И сестра взяла в руки священный меч. И прошло время, и скатилась голова Злонравного к ногам Махтельт. И сказала она:

— Самонадеянный, ты мнил себя непобедимым.

И осенила себя крестным знамением. Тут из лесу вышел Повелитель камней и уселся на тело Злонравного, и взял в руки его отрубленную голову.

— Здравствуй, Урод! – сказал он. – Что, хорошо тебе сейчас? И где твоя былая мощь? Вот и пришла к тебе из твоей песни бесстрашная дева, от чьей руки ты и принял смерть. Но ты должен снова запеть свою благозвучную песню и призвать убитых тобою девушек.

— Ах, не заставляй меня петь, — простонала голова. – Я ведь знаю, что мой конец сулит мне тяжкие муки.

— Пой, пой, трус. Ты не плакал, совершая злые дела, а сейчас плачешь в ожидании страшной кары, пой, Урод!

И голова запела волшебную песню. И по лесу разнеслось благоухание кидамона, ладана и майорана. И шестнадцать девушек, услышав песню, спустились с виселиц, поочередно подошли к телу Галевана, взяли у него золотой серп и, вонзив его в грудь вынули из нее рубины, приложили к своим ранам, и прекрасные камни, растаяв, разлились в их груди алой кровью.

И голова все кричала и кричала пронзительно и жалобно. И все шестнадцать девушек ушли в лес, ступая, будто живые. И последней была Анна-Ми. Но прежде она подошла к своей избавительнице и поцеловала ей правую руку, держащую окровавленный меч.

А голова все плакала и жаловалась. И тут из лесу вышла девочка, первая убитая Злонравным. Подойдя к Повелителю камней, она пала перед ним на колени.

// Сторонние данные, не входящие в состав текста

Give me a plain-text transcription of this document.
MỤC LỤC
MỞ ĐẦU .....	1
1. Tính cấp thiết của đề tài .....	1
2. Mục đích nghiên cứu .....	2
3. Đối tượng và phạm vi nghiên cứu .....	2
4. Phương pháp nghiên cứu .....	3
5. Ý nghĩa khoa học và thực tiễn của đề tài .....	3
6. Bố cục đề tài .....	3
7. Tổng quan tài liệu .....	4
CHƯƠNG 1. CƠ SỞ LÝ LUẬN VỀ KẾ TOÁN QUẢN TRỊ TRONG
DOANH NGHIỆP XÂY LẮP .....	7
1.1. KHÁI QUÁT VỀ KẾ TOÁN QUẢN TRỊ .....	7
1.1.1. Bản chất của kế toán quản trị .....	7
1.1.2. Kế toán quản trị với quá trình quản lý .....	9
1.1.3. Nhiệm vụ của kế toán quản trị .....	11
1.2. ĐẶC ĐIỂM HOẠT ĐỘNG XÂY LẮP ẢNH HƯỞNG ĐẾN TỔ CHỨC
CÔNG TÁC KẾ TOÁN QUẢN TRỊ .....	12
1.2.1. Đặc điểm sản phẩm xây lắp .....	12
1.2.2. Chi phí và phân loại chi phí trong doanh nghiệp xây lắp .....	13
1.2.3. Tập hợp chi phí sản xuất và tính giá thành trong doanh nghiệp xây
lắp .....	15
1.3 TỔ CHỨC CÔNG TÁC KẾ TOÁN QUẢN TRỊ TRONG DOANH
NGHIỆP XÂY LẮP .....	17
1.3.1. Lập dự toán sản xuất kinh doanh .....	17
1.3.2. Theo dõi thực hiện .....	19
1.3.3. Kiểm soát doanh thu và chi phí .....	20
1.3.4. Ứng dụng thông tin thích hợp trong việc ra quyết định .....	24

— Ах, бедный Злонравный, — сказала девочка, нежно целуя голову, гладя, лаская ее и утирая ей слезы. – Я буду молиться за тебя Всеблагому, он охотно внемлет молитвам детей. Я буду говорить: Господи! Погляди как тяжко он страдает! Разве недостаточно он тобою наказан, приняв смерть шестнадцать раз?

Потом девочка ушла в глубь леса».

Следующая новелла называется «Сметсе Смее».

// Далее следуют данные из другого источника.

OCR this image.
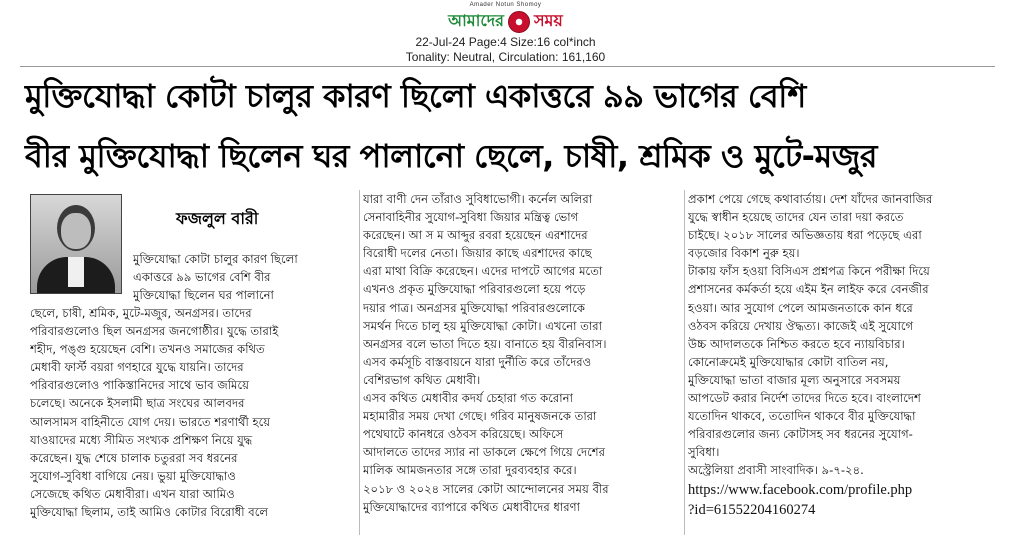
Amader Notun Shomoy
আমাদের সময়
22-Jul-24 Page:4 Size:16 col*inch
Tonality: Neutral, Circulation: 161,160
মুক্তিযোদ্ধা কোটা চালুর কারণ ছিলো একাত্তরে ৯৯ ভাগের বেশি
বীর মুক্তিযোদ্ধা ছিলেন ঘর পালানো ছেলে, চাষী, শ্রমিক ও মুটে-মজুর
ফজলুল বারী
মুক্তিযোদ্ধা কোটা চালুর কারণ ছিলো
একাত্তরে ৯৯ ভাগের বেশি বীর
মুক্তিযোদ্ধা ছিলেন ঘর পালানো
ছেলে, চাষী, শ্রমিক, মুটে-মজুর, অনগ্রসর। তাদের
পরিবারগুলোও ছিল অনগ্রসর জনগোষ্ঠীর। যুদ্ধে তারাই
শহীদ, পঙ্গু হয়েছেন বেশি। তখনও সমাজের কথিত
মেধাবী ফার্স্ট বয়রা গণহারে যুদ্ধে যায়নি। তাদের
পরিবারগুলোও পাকিস্তানিদের সাথে ভাব জমিয়ে
চলেছে। অনেকে ইসলামী ছাত্র সংঘের আলবদর
আলসামস বাহিনীতে যোগ দেয়। ভারতে শরণার্থী হয়ে
যাওয়াদের মধ্যে সীমিত সংখ্যক প্রশিক্ষণ নিয়ে যুদ্ধ
করেছেন। যুদ্ধ শেষে চালাক চতুররা সব ধরনের
সুযোগ-সুবিধা বাগিয়ে নেয়। ভুয়া মুক্তিযোদ্ধাও
সেজেছে কথিত মেধাবীরা। এখন যারা আমিও
মুক্তিযোদ্ধা ছিলাম, তাই আমিও কোটার বিরোধী বলে
যারা বাণী দেন তাঁরাও সুবিধাভোগী। কর্নেল অলিরা
সেনাবাহিনীর সুযোগ-সুবিধা জিয়ার মন্ত্রিত্ব ভোগ
করেছেন। আ স ম আব্দুর রবরা হয়েছেন এরশাদের
বিরোধী দলের নেতা। জিয়ার কাছে এরশাদের কাছে
এরা মাথা বিক্রি করেছেন। এদের দাপটে আগের মতো
এখনও প্রকৃত মুক্তিযোদ্ধা পরিবারগুলো হয়ে পড়ে
দয়ার পাত্র। অনগ্রসর মুক্তিযোদ্ধা পরিবারগুলোকে
সমর্থন দিতে চালু হয় মুক্তিযোদ্ধা কোটা। এখনো তারা
অনগ্রসর বলে ভাতা দিতে হয়। বানাতে হয় বীরনিবাস।
এসব কর্মসূচি বাস্তবায়নে যারা দুর্নীতি করে তাঁদেরও
বেশিরভাগ কথিত মেধাবী।
এসব কথিত মেধাবীর কদর্য চেহারা গত করোনা
মহামারীর সময় দেখা গেছে। গরিব মানুষজনকে তারা
পথেঘাটে কানধরে ওঠবস করিয়েছে। অফিসে
আদালতে তাদের স্যার না ডাকলে ক্ষেপে গিয়ে দেশের
মালিক আমজনতার সঙ্গে তারা দুরব্যবহার করে।
২০১৮ ও ২০২৪ সালের কোটা আন্দোলনের সময় বীর
মুক্তিযোদ্ধাদের ব্যাপারে কথিত মেধাবীদের ধারণা
প্রকাশ পেয়ে গেছে কথাবার্তায়। দেশ যাঁদের জানবাজির
যুদ্ধে স্বাধীন হয়েছে তাদের যেন তারা দয়া করতে
চাইছে। ২০১৮ সালের অভিজ্ঞতায় ধরা পড়েছে এরা
বড়জোর বিকাশ নুরু হয়।
টাকায় ফাঁস হওয়া বিসিএস প্রশ্নপত্র কিনে পরীক্ষা দিয়ে
প্রশাসনের কর্মকর্তা হয়ে এইম ইন লাইফ করে বেনজীর
হওয়া। আর সুযোগ পেলে আমজনতাকে কান ধরে
ওঠবস করিয়ে দেখায় ঔদ্ধত্য। কাজেই এই সুযোগে
উচ্চ আদালতকে নিশ্চিত করতে হবে ন্যায়বিচার।
কোনোক্রমেই মুক্তিযোদ্ধার কোটা বাতিল নয়,
মুক্তিযোদ্ধা ভাতা বাজার মূল্য অনুসারে সবসময়
আপডেট করার নির্দেশ তাদের দিতে হবে। বাংলাদেশ
যতোদিন থাকবে, ততোদিন থাকবে বীর মুক্তিযোদ্ধা
পরিবারগুলোর জন্য কোটাসহ সব ধরনের সুযোগ-
সুবিধা।
অস্ট্রেলিয়া প্রবাসী সাংবাদিক। ৯-৭-২৪.
https://www.facebook.com/profile.php
?id=61552204160274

«Сметсе Смее был весьма искусен в своем ремесле кузнеца, он нагулял себе порядочный жирок, а круглое лицо у него всегда было такое веселое, что самые унылые люди улыбались, лишь глянув, как семенит он на коротких ножках к своей кузнице, задрав нос, выпятив пузо и зорко за всем присматривая.

Когда в мастерской работа кипела, он подбадривал своих бравых подмастерьев:

— Живее, живее, ребята, кто усердно трудится поутру, веселей пьет ввечеру. Никакой небесной музыке не сравниться, что слышится в грохоте наших молотов, наковален, пыхтении мехов, песнях бравых кузнецов, кующих железо!

Но случилось, что некий Адриан Слимбрук открыл еще одну кузницу. Он, отъявленный плут и прехитрый пролаз, приманил в свою кузницу всех знатных и зажиточных горожан, и вскоре погас свет в кузнице доброго Сметсе, вскоре были съедены все его сбережения, и в дом его вступила Госпожа Нужда. Как ни туго пришлось Сметсе, он крепился и не падал духом. Но тяжко приходилось ему, когда донимал его рыжий негодяй Слимбрук. Увидев Сметсе, он выскакивал на порог, умильно раскланивался и рассыпался в любезностях, и все лишь за тем, чтобы покуражиться и подло посмеяться.

— Здравствуй, Сметсе, здравствуй мой дорогой! – визгливо смеясь, ехидничал он. – Как поживаешь? Сдается мне, что ты спустил свой славный жирок. Вот жалость-то! Надобно выпить, Сметсе, вот и станет веселее в желудке! Может у тебя не хватает деньжонок на выпивку? Так, если захочешь, у меня для тебя найдется малость.

И до того донял своими оскорбительными словами Слимбрук Сметсе, что обедневший кузнец швырнул его в реку. Все, кто стоял на набережной, захлопали в ладоши, а Слимбрук, который полетел в воду вниз головой, пробил брюхо дохлой собаке, давно уже плывшей по течению. При этом голова его каким-то непостижимым образом застряла в дохлятине. И лицо его все измазалось в вонючем собачьем дерьме. Наконец, Слимбрук вылез из воды и стал стаскивать с головы дохлую собаку.

— Не обнажайте голову, сударь, — повеселев, сказал Сметсе, — не стоит так много трудиться, чтобы отдать мне поклон! Я, право, не заслуживаю таких стараний.

Слимбрук содрал с себя собаку и со всех ног побежал домой. А за ним с улюлюканьем и свистом погналась орава пацанов, швыряя в него комьями уличную грязь и всякие нечистоты. Так Сметсе отомстил своему разорителю, который не смел после этого поднять глаза на него.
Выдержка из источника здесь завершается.